Von Mathilde Sinner kamen noch 1948 ein Paar Manschettenknöpfe aus Elfenbein in die Sammlung, die ebenfalls einen Bezug zu Adolf Dessauer besitzen. Mathilde Sinner war die Tochter des bekannten Tübinger Fotografen Paul Sinner und lange bei der Vorgängerinstitution des Stadtmuseums, dem Kunst- und Altertumsverein Tübingen, tätig. Neben den Manschettenknöpfen hat sie viel aus ihrem eigenen Familienbesitz der Sammlung überlassen. Sie schien die Geschichte der Manschettenknöpfe gekannt zu haben, denn diese wurde auf einer alten Karteikarte notiert: Die Knöpfe aus Elfenbein wurden 1880 für den Hochzeitsanzug von Adolf Dessauer, mit dem Namensmonogramm L H (Lenchen Halle) angefertigt. Lenchen Halle hatte sie für ihren Bräutigam Adolf Dessauer in Auftrag gegeben. Mathilde Sinner hatte die Knöpfe vermutlich direkt von Adolf Dessauer oder aus seiner Familie erworben und dabei auch die Informationen zu den Objekten erhalten. Es wäre möglich, dass Frau Sinner die Knöpfe ebenfalls auf der "Freiwilligen Versteigerung" nach dem Tod von Adolf Dessauer gekauft hatte. Hierbei geht es um sehr persönliche Objekte, deren Übergabe an Nichtfamilienmitglieder ungewöhnlich erscheint. Trotz nicht aufklärbarer Umstände der Weitergabe, erscheint die Abgabe an Nichtfamilienmitglieder (wie Frau Sinner) daher als eher unter Druck geschehen.

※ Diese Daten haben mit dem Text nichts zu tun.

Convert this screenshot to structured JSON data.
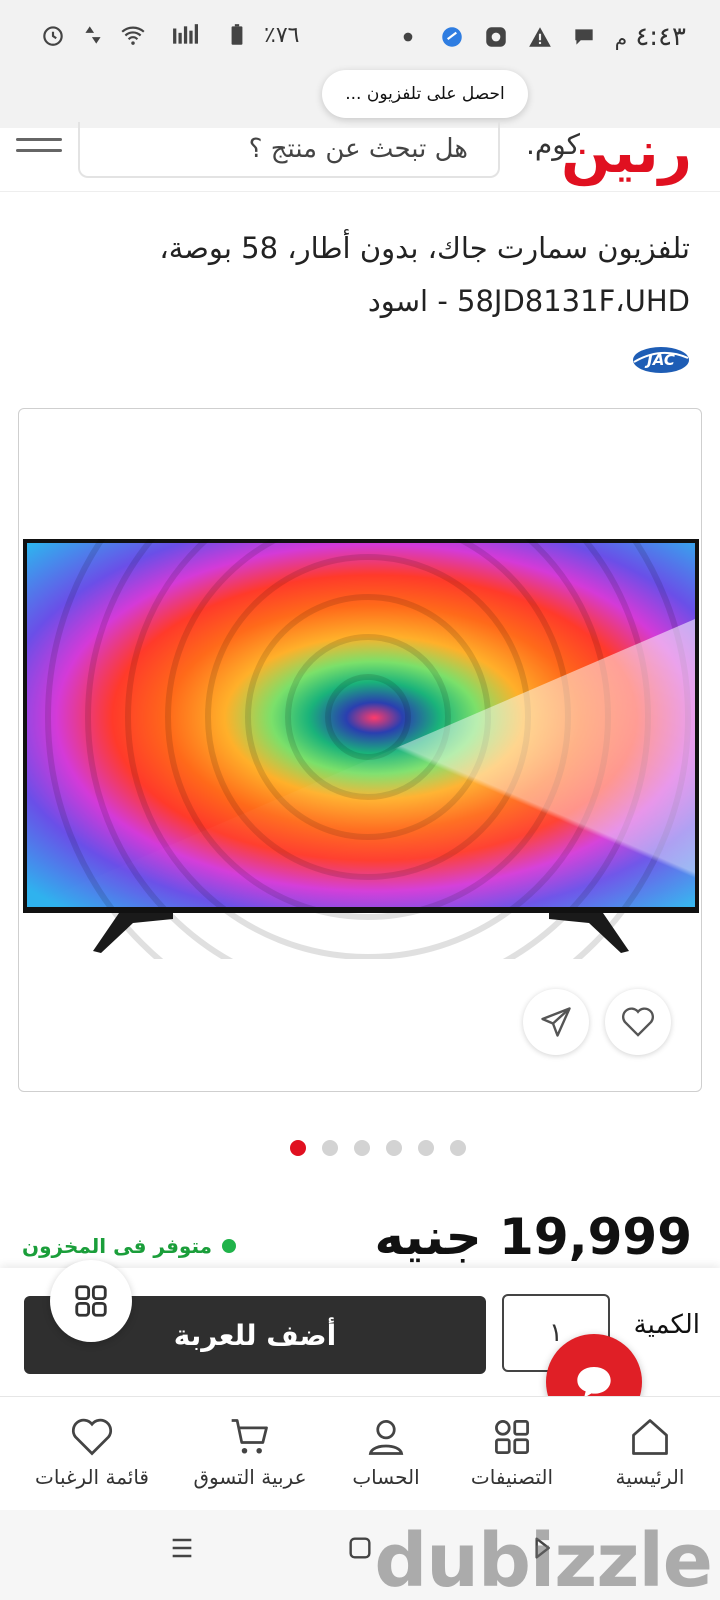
{
  "status_bar": {
    "time": "٤:٤٣",
    "ampm": "م",
    "battery": "٪٧٦",
    "toast": "احصل على تلفزيون ..."
  },
  "header": {
    "logo_text": "رنين",
    "logo_suffix": ".كوم",
    "search_placeholder": "هل تبحث عن منتج ؟"
  },
  "product": {
    "title_line1": "تلفزيون سمارت جاك، بدون أطار، 58 بوصة،",
    "title_line2": "58JD8131F،UHD - اسود",
    "brand": "JAC",
    "gallery_count": 6,
    "gallery_active_index": 0,
    "price": "19,999 جنيه",
    "stock_status": "متوفر فى المخزون"
  },
  "actions": {
    "quantity_label": "الكمية",
    "quantity_value": "١",
    "add_to_cart": "أضف للعربة"
  },
  "bottom_nav": {
    "items": [
      {
        "label": "الرئيسية",
        "icon": "home-icon"
      },
      {
        "label": "التصنيفات",
        "icon": "categories-icon"
      },
      {
        "label": "الحساب",
        "icon": "account-icon"
      },
      {
        "label": "عربية التسوق",
        "icon": "cart-icon"
      },
      {
        "label": "قائمة الرغبات",
        "icon": "wishlist-icon"
      }
    ]
  },
  "watermark": "dubizzle",
  "colors": {
    "brand_red": "#e01020",
    "stock_green": "#1a9e3a",
    "cart_button": "#2f2f2f"
  }
}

Auch die Knöpfe konnten bisher noch nicht in der Sammlung gefunden werden. Bei Fund der Knöpfe müssen auch sie restituiert werden.

Die Familie Dessauer

Die Brüder Adolf und Jakob Dessauer wurden in den 1850er Jahren in Wankheim geboren. Beide kamen Ende der 1870er Jahre mit ihren Eltern als Lehrlinge nach Tübingen, wo sie später gemeinsam ein Optikgeschäft unter dem Namen „Gebrüder Dessauer“ (in der Neckargasse 2) betrieben. Seit 1903 besaßen die Brüder Dessauer ein gemeinsames Wohnhaus in der Uhlandstr. 16. Jakob Dessauer starb bereits 1905. Adolf Dessauer bewohnte das Haus weiterhin zusammen mit seiner Familie und der seines Bruders bis ins Jahr 1939.

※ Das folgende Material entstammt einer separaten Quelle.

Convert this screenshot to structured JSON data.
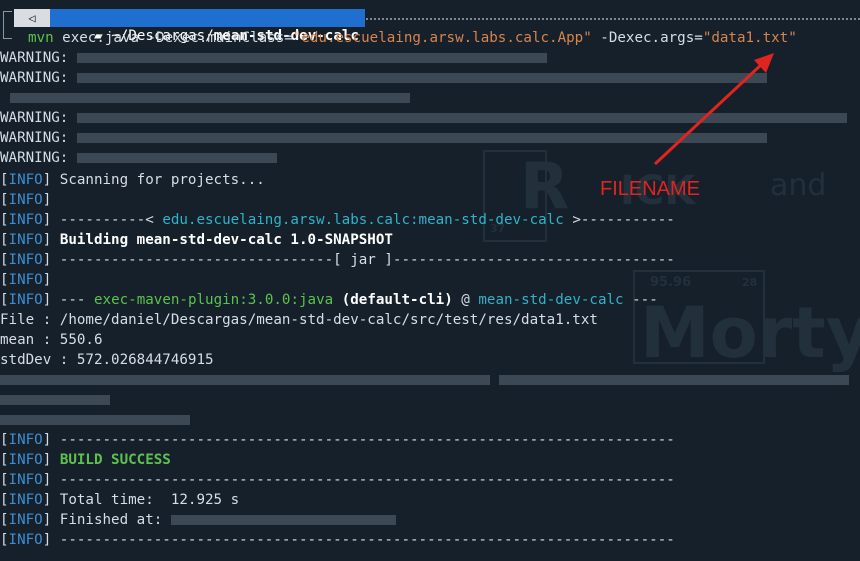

Adolf Dessauer lebte bis zu seinem Tod im Jahre 1939 in der Uhlandstraße, wenn zuletzt auch als einziger seiner Familie und nur noch zur Miete: Anfang 1939 musste er sein Haus verkaufen, weil jüdischen Mitbürgern der Grundbesitz verweigert war. Doch wurde Dessauer von den neuen Hausbesitzern das lebenslange Recht eingeräumt, eine Etage zur Miete zu bewohnen. Am 30. November 1939 dann verstarb Adolf Dessauer im Alter von 87 Jahren.

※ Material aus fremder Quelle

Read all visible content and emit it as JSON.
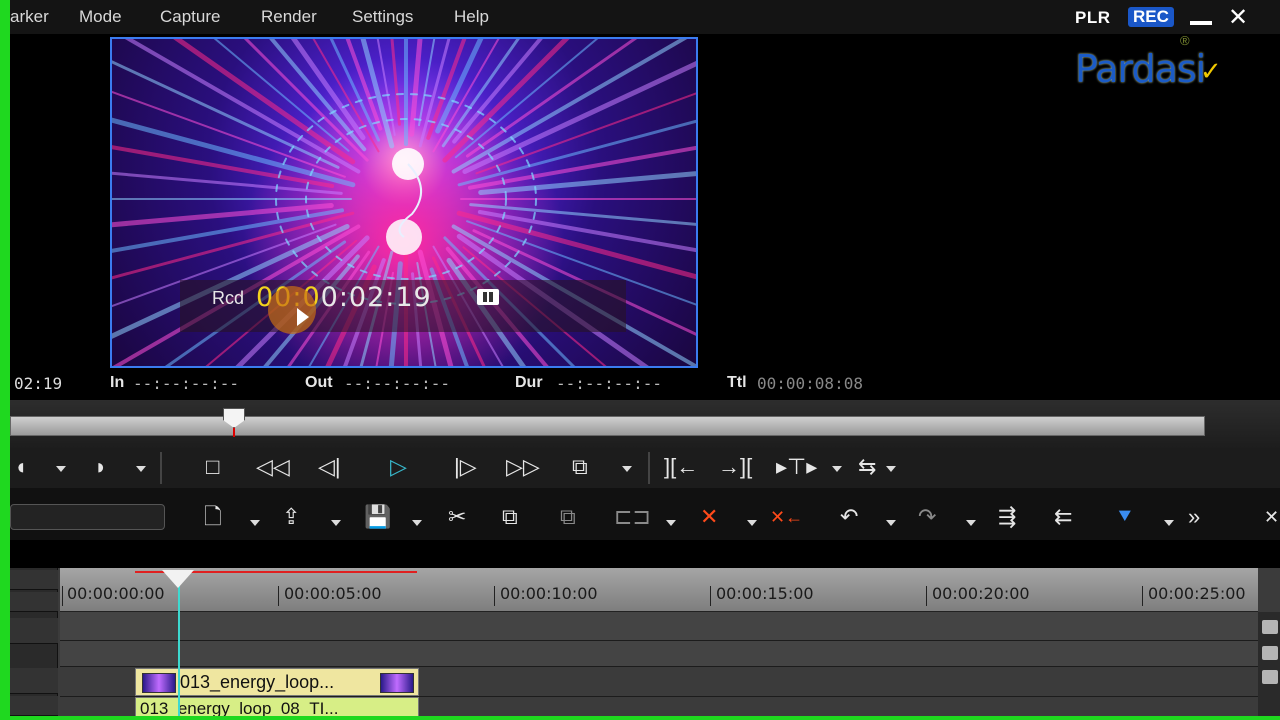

Er hatte die Pogromnacht im November 1938 noch miterleben müssen. Doch blieb ihm sowohl die eigene Deportation als auch der Tod vieler seiner Kinder erspart: Von seinen drei Töchtern und zwei Söhnen, die alle in Tübingen geboren waren, hat nur eine Tochter den Holocaust überlebt.

Buch zum Oberamt Tübingen

„Levi, Stuttgart“ ist zu einem Objekt vermerkt, welches das Stadtmuseum 1935 angekauft hatte. Hier ist der jüdische Nachname ein Indiz dafür, dass der Verkauf des Buches zum Oberamt Tübingen unter Zwang geschah. Recherchen in den Stuttgarter Archiven und die Suche nach einem Einlieferer namens „Rein, Stuttgart“ – ein Antiquar und Buchhändler – lassen darauf schließen, dass mit „Levi, Stuttgart“ eine damals bekannte Buchhandlung gemeint war. Recherchen im Einwohnerbuch der Stadt Stuttgart lassen zwei mögliche Geschäfte zu. Da das Buch selbst noch nicht in der städtischen Sammlung gefunden werden konnte, ist diese Recherche noch nicht abgeschlossen. Sollte das Buch gefunden und eindeutig zugeordnet werden, wird es restitutiert.